In this work of revisionist history based on extensive interviews and research in Chile, IPE Research Fellow Karen LaFollette Araujo and Paul Craig Roberts document that the overthrow of Salvador Allende was a homegrown operation demanded by Chile’s Chamber of Deputies and the Chilean population. In the 1970 Chilean presidential election, the vote was split three ways almost equally. The Chamber of Deputies gave the presidency to Allende after extracting his promise that he would respect the constitution. Thirty-five months later on August 22, 1973, Chile’s Chamber of Deputies censured Allende and condemned his government for violating the constitution and the law in order to “institute a totalitarian system absolutely opposed to the representative system of government that the Constitution establishes.”

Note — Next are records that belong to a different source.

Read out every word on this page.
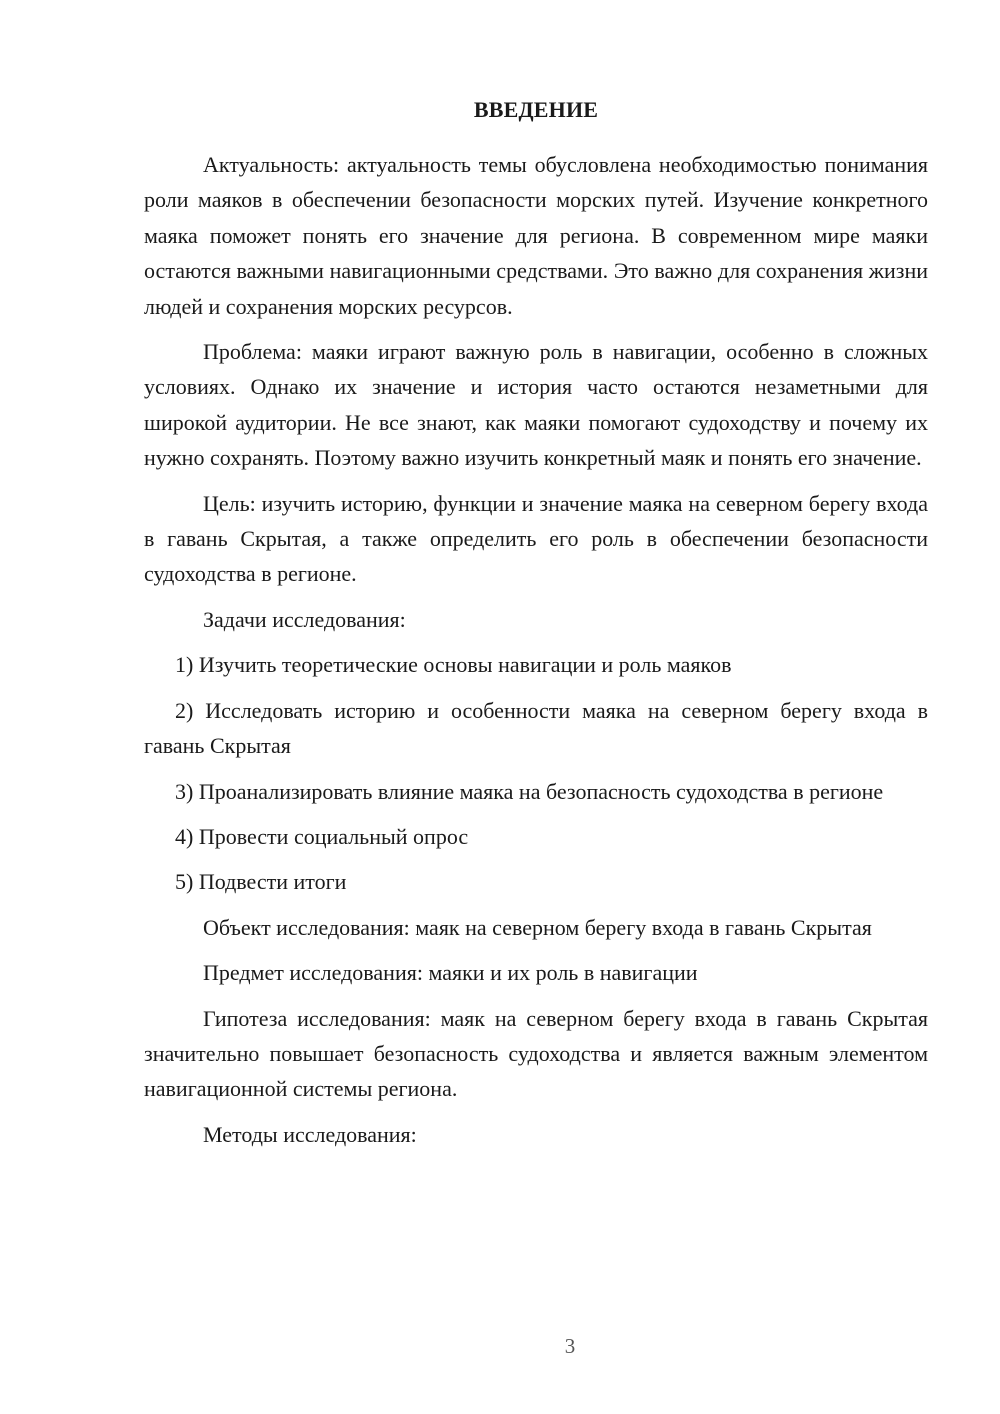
ВВЕДЕНИЕ

Актуальность: актуальность темы обусловлена необходимостью понимания роли маяков в обеспечении безопасности морских путей. Изучение конкретного маяка поможет понять его значение для региона. В современном мире маяки остаются важными навигационными средствами. Это важно для сохранения жизни людей и сохранения морских ресурсов.

Проблема: маяки играют важную роль в навигации, особенно в сложных условиях. Однако их значение и история часто остаются незаметными для широкой аудитории. Не все знают, как маяки помогают судоходству и почему их нужно сохранять. Поэтому важно изучить конкретный маяк и понять его значение.

Цель: изучить историю, функции и значение маяка на северном берегу входа в гавань Скрытая, а также определить его роль в обеспечении безопасности судоходства в регионе.

Задачи исследования:

1) Изучить теоретические основы навигации и роль маяков

2) Исследовать историю и особенности маяка на северном берегу входа в гавань Скрытая

3) Проанализировать влияние маяка на безопасность судоходства в регионе

4) Провести социальный опрос

5) Подвести итоги

Объект исследования: маяк на северном берегу входа в гавань Скрытая

Предмет исследования: маяки и их роль в навигации

Гипотеза исследования: маяк на северном берегу входа в гавань Скрытая значительно повышает безопасность судоходства и является важным элементом навигационной системы региона.

Методы исследования:

3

The resolution of censure charged Allende with sedition and condemned him for aiding and abetting more than 1,500 illegal seizures of agricultural properties and hundreds of seizures of industrial and commercial establishments by armed gangs. The resolution ends by calling for Chile’s armed forces to act to “put an immediate end to all of these situations and to secure the constitutional order of our country and the fundamental basis of democratic life among Chileans.” Massive public demonstrations demanding Allende’s ouster finally forced the military to act.

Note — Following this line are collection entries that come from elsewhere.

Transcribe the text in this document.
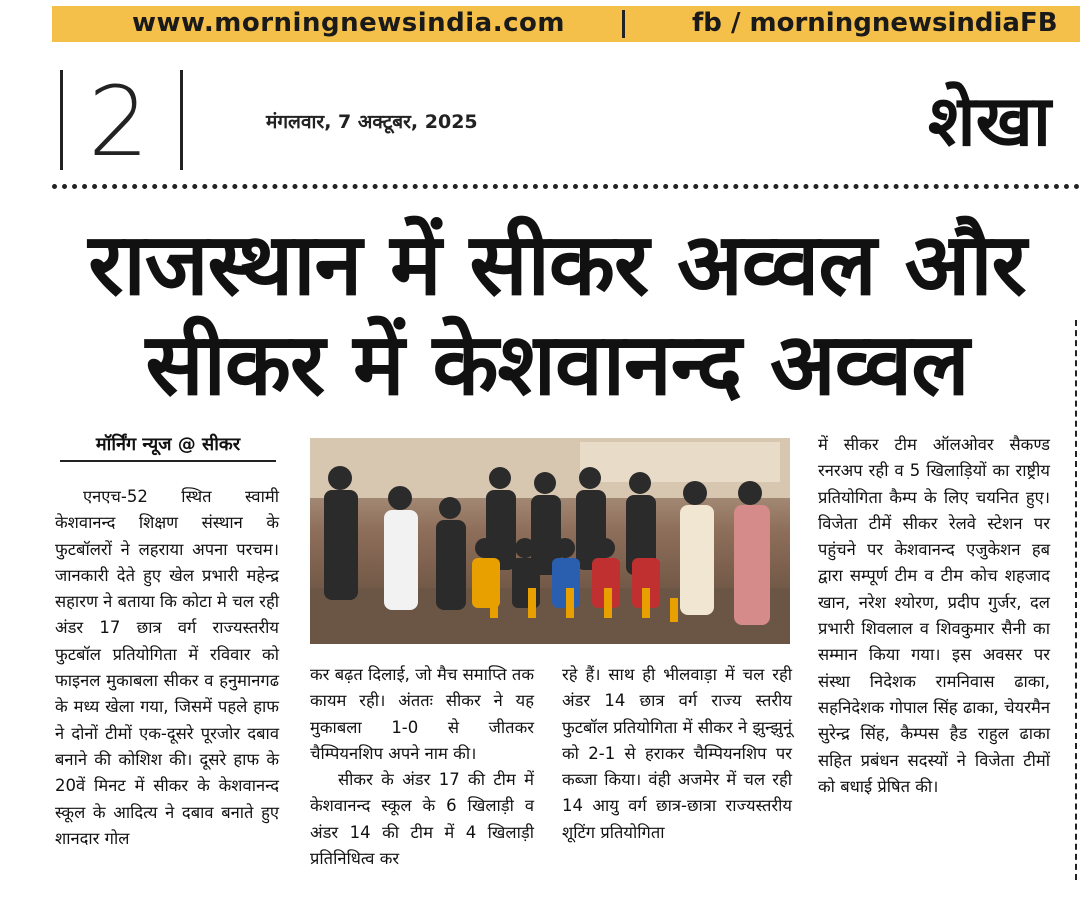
www.morningnewsindia.com	fb / morningnewsindiaFB
2	मंगलवार, 7 अक्टूबर, 2025	शेखा
राजस्थान में सीकर अव्वल और
सीकर में केशवानन्द अव्वल
मॉर्निंग न्यूज @ सीकर
एनएच-52 स्थित स्वामी केशवानन्द शिक्षण संस्थान के फुटबॉलरों ने लहराया अपना परचम। जानकारी देते हुए खेल प्रभारी महेन्द्र सहारण ने बताया कि कोटा मे चल रही अंडर 17 छात्र वर्ग राज्यस्तरीय फुटबॉल प्रतियोगिता में रविवार को फाइनल मुकाबला सीकर व हनुमानगढ के मध्य खेला गया, जिसमें पहले हाफ ने दोनों टीमों एक-दूसरे पूरजोर दबाव बनाने की कोशिश की। दूसरे हाफ के 20वें मिनट में सीकर के केशवानन्द स्कूल के आदित्य ने दबाव बनाते हुए शानदार गोल

कर बढ़त दिलाई, जो मैच समाप्ति तक कायम रही। अंततः सीकर ने यह मुकाबला 1-0 से जीतकर चैम्पियनशिप अपने नाम की।

सीकर के अंडर 17 की टीम में केशवानन्द स्कूल के 6 खिलाड़ी व अंडर 14 की टीम में 4 खिलाड़ी प्रतिनिधित्व कर

रहे हैं। साथ ही भीलवाड़ा में चल रही अंडर 14 छात्र वर्ग राज्य स्तरीय फुटबॉल प्रतियोगिता में सीकर ने झुन्झुनूं को 2-1 से हराकर चैम्पियनशिप पर कब्जा किया। वंही अजमेर में चल रही 14 आयु वर्ग छात्र-छात्रा राज्यस्तरीय शूटिंग प्रतियोगिता
में सीकर टीम ऑलओवर सैकण्ड रनरअप रही व 5 खिलाड़ियों का राष्ट्रीय प्रतियोगिता कैम्प के लिए चयनित हुए। विजेता टीमें सीकर रेलवे स्टेशन पर पहुंचने पर केशवानन्द एजुकेशन हब द्वारा सम्पूर्ण टीम व टीम कोच शहजाद खान, नरेश श्योरण, प्रदीप गुर्जर, दल प्रभारी शिवलाल व शिवकुमार सैनी का सम्मान किया गया। इस अवसर पर संस्था निदेशक रामनिवास ढाका, सहनिदेशक गोपाल सिंह ढाका, चेयरमैन सुरेन्द्र सिंह, कैम्पस हैड राहुल ढाका सहित प्रबंधन सदस्यों ने विजेता टीमों को बधाई प्रेषित की।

Allende was his own undoing. He arrested and tortured opponents while allowing armed revolutionary gangs to terrorize the population and spread social disorder. His economic policies caused a calamitous drop in production, high inflation, and food rationing controlled by left-wing organizations that used food as reward and weapon.

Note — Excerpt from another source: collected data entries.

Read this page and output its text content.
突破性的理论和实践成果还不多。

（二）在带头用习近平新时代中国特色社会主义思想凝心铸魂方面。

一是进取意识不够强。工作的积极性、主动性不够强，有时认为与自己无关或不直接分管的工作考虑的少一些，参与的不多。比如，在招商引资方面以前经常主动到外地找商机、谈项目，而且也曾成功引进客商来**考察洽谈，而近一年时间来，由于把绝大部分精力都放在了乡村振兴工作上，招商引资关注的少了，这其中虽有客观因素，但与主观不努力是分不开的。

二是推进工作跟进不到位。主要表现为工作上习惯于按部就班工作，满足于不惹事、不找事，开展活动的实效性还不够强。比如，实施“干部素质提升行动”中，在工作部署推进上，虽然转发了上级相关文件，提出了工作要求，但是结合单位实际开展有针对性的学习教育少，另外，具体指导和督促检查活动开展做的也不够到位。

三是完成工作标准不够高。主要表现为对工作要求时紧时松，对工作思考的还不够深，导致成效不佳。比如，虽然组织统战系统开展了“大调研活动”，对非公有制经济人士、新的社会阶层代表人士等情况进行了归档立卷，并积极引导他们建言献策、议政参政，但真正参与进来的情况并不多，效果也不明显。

Roberts and Araujo tell the story of the revolutionary groups and the tactics by which they hoped to overthrow bourgeois existence. They tell the story of the rebuilding of the economy by American trained economists serving as ministers of the military government, and they tell the story of the new constitution and Pinochet handing the government back to civilian hands. Pinochet’s reward for restoring order and democracy in Chile was to be demonized by the international left-wing media.